NPO等の非営利事業者については、構造改革特別区域における措置として実施され、本年度内に予定されている「NPOによるボランティア輸送としての有償運送可能化事業」の全国実施等(セダン型等の一般車両の使用について特定の地域において行う措置を含む。)により、道路運送法第80条第1項の許可により対応できることとすること、

道路運送法第80条第1項による自家用自動車有償運送の許可の対象として、指定訪問介護事業者等の介護福祉士又は訪問介護員が、介護保険サービスと連続して自己の車両で当該サービスを利用した要介護者等に対象を限定して輸送サービスを行う場合を追加するとともに、この場合における許可申請は、指定訪問介護事業者等が一括で行うことができるものとすること、

道路運送法による許可(上記の措置によるものを含む。
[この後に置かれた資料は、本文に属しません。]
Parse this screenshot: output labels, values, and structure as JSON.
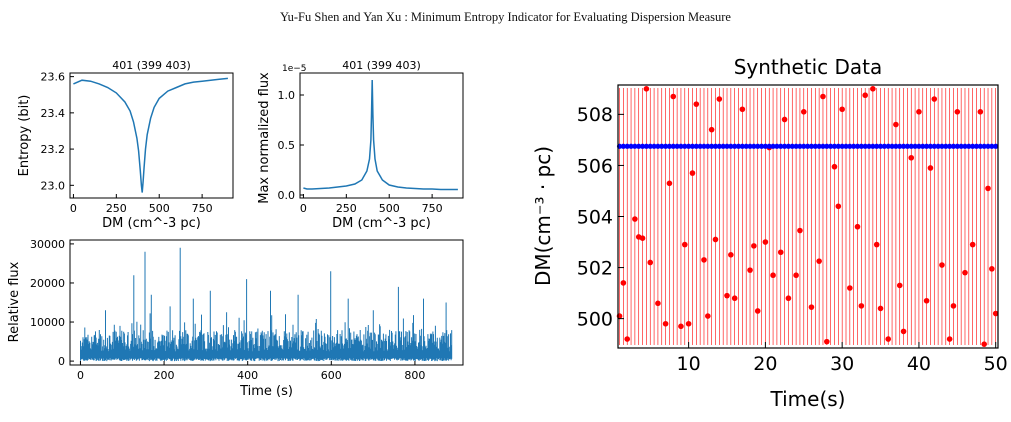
{
  "header": "Yu-Fu Shen and Yan Xu : Minimum Entropy Indicator for Evaluating Dispersion Measure",
  "chart_data": [
    {
      "type": "line",
      "title": "401 (399 403)",
      "xlabel": "DM (cm^-3 pc)",
      "ylabel": "Entropy (bit)",
      "xlim": [
        -20,
        930
      ],
      "ylim": [
        22.93,
        23.62
      ],
      "xticks": [
        "0",
        "250",
        "500",
        "750"
      ],
      "xtick_values": [
        0,
        250,
        500,
        750
      ],
      "yticks": [
        "23.0",
        "23.2",
        "23.4",
        "23.6"
      ],
      "ytick_values": [
        23.0,
        23.2,
        23.4,
        23.6
      ],
      "color": "#1f77b4",
      "x": [
        0,
        50,
        100,
        150,
        200,
        250,
        300,
        330,
        350,
        370,
        380,
        390,
        396,
        401,
        406,
        412,
        420,
        430,
        450,
        470,
        500,
        550,
        600,
        650,
        700,
        750,
        800,
        850,
        900
      ],
      "y": [
        23.56,
        23.58,
        23.575,
        23.56,
        23.54,
        23.51,
        23.46,
        23.41,
        23.35,
        23.26,
        23.19,
        23.08,
        23.0,
        22.96,
        23.02,
        23.1,
        23.2,
        23.28,
        23.37,
        23.43,
        23.48,
        23.52,
        23.54,
        23.56,
        23.57,
        23.575,
        23.58,
        23.585,
        23.59
      ]
    },
    {
      "type": "line",
      "title": "401 (399 403)",
      "xlabel": "DM (cm^-3 pc)",
      "ylabel": "Max normalized flux",
      "y_scale_label": "1e−5",
      "xlim": [
        -20,
        930
      ],
      "ylim": [
        -0.03,
        1.22
      ],
      "xticks": [
        "0",
        "250",
        "500",
        "750"
      ],
      "xtick_values": [
        0,
        250,
        500,
        750
      ],
      "yticks": [
        "0.0",
        "0.5",
        "1.0"
      ],
      "ytick_values": [
        0.0,
        0.5,
        1.0
      ],
      "color": "#1f77b4",
      "x": [
        0,
        20,
        50,
        100,
        150,
        200,
        250,
        300,
        340,
        370,
        385,
        393,
        397,
        401,
        405,
        409,
        417,
        430,
        460,
        500,
        550,
        600,
        650,
        700,
        750,
        800,
        850,
        900
      ],
      "y": [
        0.07,
        0.06,
        0.06,
        0.065,
        0.07,
        0.08,
        0.09,
        0.11,
        0.15,
        0.24,
        0.36,
        0.55,
        0.8,
        1.15,
        0.8,
        0.55,
        0.36,
        0.24,
        0.15,
        0.1,
        0.08,
        0.07,
        0.065,
        0.06,
        0.06,
        0.055,
        0.055,
        0.055
      ]
    },
    {
      "type": "line",
      "xlabel": "Time (s)",
      "ylabel": "Relative flux",
      "xlim": [
        -25,
        915
      ],
      "ylim": [
        -1000,
        31000
      ],
      "xticks": [
        "0",
        "200",
        "400",
        "600",
        "800"
      ],
      "xtick_values": [
        0,
        200,
        400,
        600,
        800
      ],
      "yticks": [
        "0",
        "10000",
        "20000",
        "30000"
      ],
      "ytick_values": [
        0,
        10000,
        20000,
        30000
      ],
      "color": "#1f77b4",
      "peaks": [
        {
          "t": 128,
          "v": 22000
        },
        {
          "t": 155,
          "v": 28000
        },
        {
          "t": 170,
          "v": 17000
        },
        {
          "t": 238,
          "v": 29000
        },
        {
          "t": 270,
          "v": 16000
        },
        {
          "t": 310,
          "v": 18000
        },
        {
          "t": 398,
          "v": 21000
        },
        {
          "t": 455,
          "v": 18000
        },
        {
          "t": 520,
          "v": 17000
        },
        {
          "t": 598,
          "v": 23000
        },
        {
          "t": 640,
          "v": 16000
        },
        {
          "t": 760,
          "v": 19000
        },
        {
          "t": 820,
          "v": 16000
        },
        {
          "t": 875,
          "v": 15000
        },
        {
          "t": 60,
          "v": 13000
        },
        {
          "t": 215,
          "v": 14000
        },
        {
          "t": 350,
          "v": 12500
        },
        {
          "t": 490,
          "v": 12000
        },
        {
          "t": 700,
          "v": 13000
        }
      ]
    },
    {
      "type": "scatter",
      "title": "Synthetic Data",
      "xlabel": "Time(s)",
      "ylabel": "DM(cm⁻³ · pc)",
      "xlim": [
        0.8,
        50.3
      ],
      "ylim": [
        498.85,
        509.15
      ],
      "xticks": [
        "10",
        "20",
        "30",
        "40",
        "50"
      ],
      "xtick_values": [
        10,
        20,
        30,
        40,
        50
      ],
      "yticks": [
        "500",
        "502",
        "504",
        "506",
        "508"
      ],
      "ytick_values": [
        500,
        502,
        504,
        506,
        508
      ],
      "series": [
        {
          "color": "#0000ff",
          "constant_y": 506.75
        },
        {
          "color": "#ff0000",
          "x": [
            1,
            1.5,
            2,
            3,
            3.5,
            4,
            4.5,
            5,
            6,
            7,
            7.5,
            8,
            9,
            9.5,
            10,
            10.5,
            11,
            12,
            12.5,
            13,
            13.5,
            14,
            15,
            15.5,
            16,
            17,
            18,
            18.5,
            19,
            20,
            20.5,
            21,
            22,
            22.5,
            23,
            24,
            24.5,
            25,
            26,
            27,
            27.5,
            28,
            29,
            29.5,
            30,
            31,
            32,
            32.5,
            33,
            34,
            34.5,
            35,
            36,
            37,
            37.5,
            38,
            39,
            40,
            41,
            41.5,
            42,
            43,
            44,
            44.5,
            45,
            46,
            47,
            48,
            48.5,
            49,
            49.5,
            50
          ],
          "y": [
            500.1,
            501.4,
            499.2,
            503.9,
            503.2,
            503.15,
            509.0,
            502.2,
            500.6,
            499.8,
            505.3,
            508.7,
            499.7,
            502.9,
            499.8,
            505.7,
            508.4,
            502.3,
            500.1,
            507.4,
            503.1,
            508.6,
            500.9,
            502.5,
            500.8,
            508.2,
            501.9,
            502.85,
            500.3,
            503.0,
            506.7,
            501.7,
            502.6,
            507.8,
            500.8,
            501.7,
            503.45,
            508.1,
            500.45,
            502.25,
            508.7,
            499.1,
            505.95,
            504.4,
            508.2,
            501.2,
            503.6,
            500.5,
            508.75,
            509.0,
            502.9,
            500.4,
            499.2,
            507.6,
            501.3,
            499.5,
            506.3,
            508.1,
            500.7,
            505.9,
            508.6,
            502.1,
            499.2,
            500.5,
            508.1,
            501.8,
            502.9,
            508.1,
            499.0,
            505.1,
            501.95,
            500.2
          ]
        }
      ]
    }
  ]
}
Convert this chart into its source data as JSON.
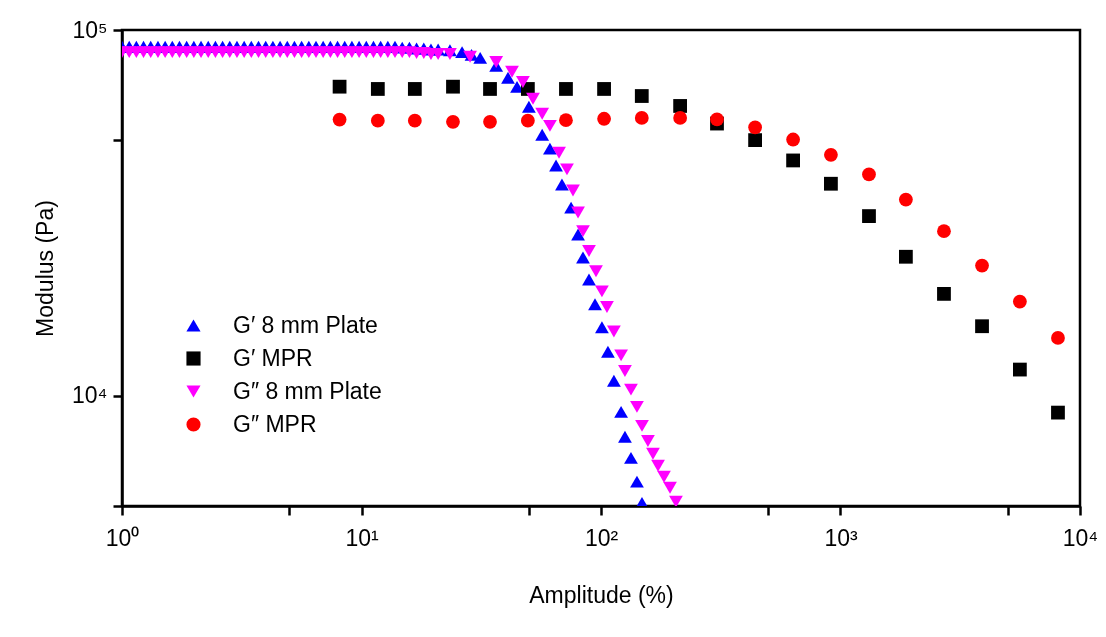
{
  "chart_data": {
    "type": "scatter",
    "xlabel": "Amplitude (%)",
    "ylabel": "Modulus (Pa)",
    "log": "xy",
    "grid": false,
    "legend": "left",
    "xlim": [
      1,
      10000
    ],
    "ylim": [
      5000,
      100000
    ],
    "xticks": [
      {
        "value": 1,
        "label": "10⁰"
      },
      {
        "value": 5,
        "label": null
      },
      {
        "value": 10,
        "label": "10¹"
      },
      {
        "value": 50,
        "label": null
      },
      {
        "value": 100,
        "label": "10²"
      },
      {
        "value": 500,
        "label": null
      },
      {
        "value": 1000,
        "label": "10³"
      },
      {
        "value": 5000,
        "label": null
      },
      {
        "value": 10000,
        "label": "10⁴"
      }
    ],
    "yticks": [
      {
        "value": 100000,
        "label": "10⁵"
      },
      {
        "value": 50000,
        "label": null
      },
      {
        "value": 10000,
        "label": "10⁴"
      },
      {
        "value": 5000,
        "label": null
      }
    ],
    "series": [
      {
        "name": "G′ 8 mm Plate",
        "color": "#0000ff",
        "marker": "triangle",
        "x": [
          1,
          1.072,
          1.148,
          1.23,
          1.318,
          1.413,
          1.514,
          1.622,
          1.738,
          1.862,
          1.995,
          2.138,
          2.291,
          2.455,
          2.63,
          2.818,
          3.02,
          3.236,
          3.467,
          3.715,
          3.981,
          4.266,
          4.571,
          4.898,
          5.248,
          5.623,
          6.026,
          6.457,
          6.918,
          7.413,
          7.943,
          8.511,
          9.12,
          9.772,
          10.47,
          11.22,
          12.02,
          12.88,
          13.8,
          14.79,
          15.85,
          16.98,
          18.2,
          19.5,
          20.89,
          23.4,
          26.3,
          28.8,
          31.3,
          36.5,
          40.9,
          44.6,
          50,
          56.8,
          61.2,
          64.9,
          68.7,
          75,
          80.2,
          84.1,
          89.1,
          94.4,
          100.9,
          106.9,
          113.2,
          121.3,
          125.9,
          133.4,
          141.3,
          148.3
        ],
        "values": [
          90000,
          90000,
          90000,
          90000,
          90000,
          90000,
          90000,
          90000,
          90000,
          90000,
          90000,
          90000,
          90000,
          90000,
          90000,
          90000,
          90000,
          90000,
          90000,
          90000,
          90000,
          90000,
          90000,
          90000,
          90000,
          90000,
          90000,
          90000,
          90000,
          90000,
          90000,
          90000,
          90000,
          90000,
          90000,
          90000,
          90000,
          90000,
          90000,
          89500,
          89500,
          89000,
          89000,
          88500,
          88500,
          88000,
          87000,
          85500,
          83900,
          79800,
          74000,
          69900,
          61700,
          51700,
          47400,
          42600,
          37800,
          32700,
          27600,
          23900,
          20800,
          17800,
          15400,
          13200,
          11000,
          9040,
          7730,
          6770,
          5830,
          5100
        ]
      },
      {
        "name": "G′ MPR",
        "color": "#000000",
        "marker": "square",
        "x": [
          8.1,
          11.7,
          16.7,
          24.1,
          34.4,
          49.5,
          71.4,
          103,
          148,
          214,
          305,
          440,
          634,
          912,
          1315,
          1875,
          2704,
          3899,
          5610,
          8091
        ],
        "values": [
          70000,
          69000,
          69000,
          70000,
          69000,
          69000,
          69000,
          69000,
          66000,
          62000,
          55500,
          50000,
          44000,
          38000,
          31000,
          24000,
          19000,
          15500,
          11800,
          9000
        ]
      },
      {
        "name": "G″ 8 mm Plate",
        "color": "#ff00ff",
        "marker": "triangle-down",
        "x": [
          1,
          1.072,
          1.148,
          1.23,
          1.318,
          1.413,
          1.514,
          1.622,
          1.738,
          1.862,
          1.995,
          2.138,
          2.291,
          2.455,
          2.63,
          2.818,
          3.02,
          3.236,
          3.467,
          3.715,
          3.981,
          4.266,
          4.571,
          4.898,
          5.248,
          5.623,
          6.026,
          6.457,
          6.918,
          7.413,
          7.943,
          8.511,
          9.12,
          9.772,
          10.47,
          11.22,
          12.02,
          12.88,
          13.8,
          14.79,
          15.85,
          16.98,
          18.2,
          19.5,
          20.89,
          23.4,
          28.4,
          36.5,
          42.5,
          47.2,
          52,
          56.8,
          61.2,
          66.8,
          72.1,
          76.4,
          80.2,
          84.1,
          89.1,
          95.3,
          100.9,
          105.9,
          113.2,
          121.3,
          125.9,
          133.4,
          141.3,
          148.3,
          157,
          164.8,
          173,
          183.2,
          194.1,
          205.6
        ],
        "values": [
          87000,
          87000,
          87000,
          87000,
          87000,
          87000,
          87000,
          87000,
          87000,
          87000,
          87000,
          87000,
          87000,
          87000,
          87000,
          87000,
          87000,
          87000,
          87000,
          87000,
          87000,
          87000,
          87000,
          87000,
          87000,
          87000,
          87000,
          87000,
          87000,
          87000,
          87000,
          87000,
          87000,
          87000,
          87000,
          87000,
          87000,
          87000,
          87000,
          87000,
          87000,
          86500,
          86500,
          86000,
          86000,
          86000,
          84500,
          81800,
          76900,
          72100,
          64900,
          59000,
          54700,
          46200,
          41600,
          36400,
          31700,
          28200,
          24900,
          21900,
          19300,
          17500,
          15000,
          12900,
          11700,
          10400,
          9330,
          8280,
          7530,
          6950,
          6440,
          6010,
          5610,
          5140
        ]
      },
      {
        "name": "G″ MPR",
        "color": "#ff0000",
        "marker": "circle",
        "x": [
          8.1,
          11.7,
          16.7,
          24.1,
          34.4,
          49.5,
          71.4,
          103,
          148,
          214,
          305,
          440,
          634,
          912,
          1315,
          1875,
          2704,
          3899,
          5610,
          8091
        ],
        "values": [
          56900,
          56500,
          56500,
          56100,
          56100,
          56500,
          56700,
          57200,
          57500,
          57500,
          57000,
          54200,
          50200,
          45600,
          40300,
          34400,
          28200,
          22700,
          18100,
          14400
        ]
      }
    ]
  }
}
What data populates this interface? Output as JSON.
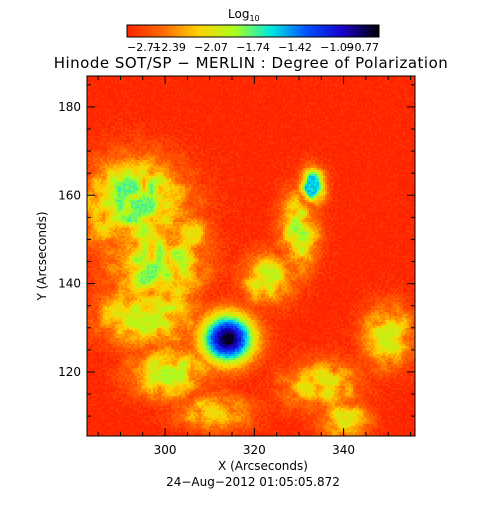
{
  "chart_data": {
    "type": "heatmap",
    "title": "Hinode SOT/SP − MERLIN : Degree of Polarization",
    "xlabel": "X (Arcseconds)",
    "ylabel": "Y (Arcseconds)",
    "timestamp": "24−Aug−2012 01:05:05.872",
    "xlim": [
      282.5,
      356
    ],
    "ylim": [
      105.5,
      187
    ],
    "x_ticks": [
      300,
      320,
      340
    ],
    "x_tick_labels": [
      "300",
      "320",
      "340"
    ],
    "y_ticks": [
      120,
      140,
      160,
      180
    ],
    "y_tick_labels": [
      "120",
      "140",
      "160",
      "180"
    ],
    "colorbar": {
      "label_main": "Log",
      "label_sub": "10",
      "tick_values": [
        -2.71,
        -2.39,
        -2.07,
        -1.74,
        -1.42,
        -1.09,
        -0.77
      ],
      "tick_labels": [
        "−2.71",
        "−2.39",
        "−2.07",
        "−1.74",
        "−1.42",
        "−1.09",
        "−0.77"
      ],
      "range": [
        -2.71,
        -0.77
      ],
      "colors": [
        "#ff2400",
        "#ff6a00",
        "#ffd200",
        "#a8ff20",
        "#00e8e0",
        "#0050ff",
        "#1800c8",
        "#000000"
      ]
    },
    "features": [
      {
        "kind": "spot",
        "name": "sunspot",
        "x": 314,
        "y": 127.5,
        "peak": -0.8,
        "sigma": [
          4.2,
          4.0
        ]
      },
      {
        "kind": "plage",
        "x": 293,
        "y": 158,
        "level": -1.75,
        "sigma": [
          8,
          7
        ]
      },
      {
        "kind": "plage",
        "x": 298,
        "y": 144,
        "level": -1.8,
        "sigma": [
          7,
          6
        ]
      },
      {
        "kind": "plage",
        "x": 296,
        "y": 133,
        "level": -1.95,
        "sigma": [
          8,
          5
        ]
      },
      {
        "kind": "plage",
        "x": 301,
        "y": 120,
        "level": -1.9,
        "sigma": [
          6,
          4
        ]
      },
      {
        "kind": "plage",
        "x": 330,
        "y": 152,
        "level": -1.85,
        "sigma": [
          3,
          6
        ]
      },
      {
        "kind": "plage",
        "x": 333,
        "y": 162,
        "level": -1.55,
        "sigma": [
          2,
          3
        ]
      },
      {
        "kind": "plage",
        "x": 323,
        "y": 141,
        "level": -1.95,
        "sigma": [
          4,
          4
        ]
      },
      {
        "kind": "plage",
        "x": 350,
        "y": 128,
        "level": -2.0,
        "sigma": [
          4,
          5
        ]
      },
      {
        "kind": "plage",
        "x": 335,
        "y": 117,
        "level": -2.05,
        "sigma": [
          6,
          4
        ]
      },
      {
        "kind": "plage",
        "x": 311,
        "y": 111,
        "level": -2.1,
        "sigma": [
          6,
          3
        ]
      },
      {
        "kind": "plage",
        "x": 306,
        "y": 151,
        "level": -2.1,
        "sigma": [
          3,
          3
        ]
      },
      {
        "kind": "plage",
        "x": 340,
        "y": 109,
        "level": -2.05,
        "sigma": [
          4,
          3
        ]
      }
    ],
    "background_level": -2.71,
    "grid": false,
    "legend": "colorbar top"
  }
}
)を得ることなく、指定訪問介護事業者等が、その提供する介護保険サービスと連続して、又は一体としてSTSを提供することは、道路運送法に抵触する違法な行為であること。このことからも、当該介護サービスについては、介護報酬の対象としないこと、

(指定通所介護サービス等の提供に伴うSTSの取扱い)
2.  指定通所介護事業者若しくは指定通所リハビリテーション事業者が、その提供する通所介護サービス若しくは通所リハビリテーションサービスと、指定短期入所サービス事業者が、その提供する短期入所生活介護サービス若しくは短期入所療養介護サービスと、それぞれ一体として行うもっぱら「施設送迎」としてのSTSについては、以下の方針に沿って具体的な取扱いを検討する。

 
送迎加算の取扱いについて引き続き検討するとともに、介護報酬に含まれる送迎加算を受けて要介護者の自宅等との間で行う送迎については、道路運送法が適用されない「自家輸送」として取り扱うこと、

介護サービス事業者において、運行管理等の体制を確保するなど輸送の安全確保を自主的に図るとともに、送迎加算を財源とすること等により、道路運送法による許可を受けた旅客自動車運送事業者への委託を促進すること、

(重点指導期間(仮称))
3.  1.及び2.に掲げる検討により結論が得られた事項を措置するに当たっては、現に道路運送法による許可を取得することなく公的介護サービスと連続して、又は一体としてSTSを行っている介護サービス事業者について、著しく高額な対価を収受しているもの、訪問介護の実態に乏しく実質的にタクシー業務のみを行っているもの等を除き、ただちに介護保険法や道路運送法による行政処分、刑事告発を行うのではなく、重点指導期間(仮称)を設け、その間においては、業務適正化、許可取得等に係る指導、啓発を重点的に実施することについて検討を行う。

(その他)
4.  障害者(児)福祉サービスに係るSTSについても、上記の方針に沿って具体的な取扱いを検討する。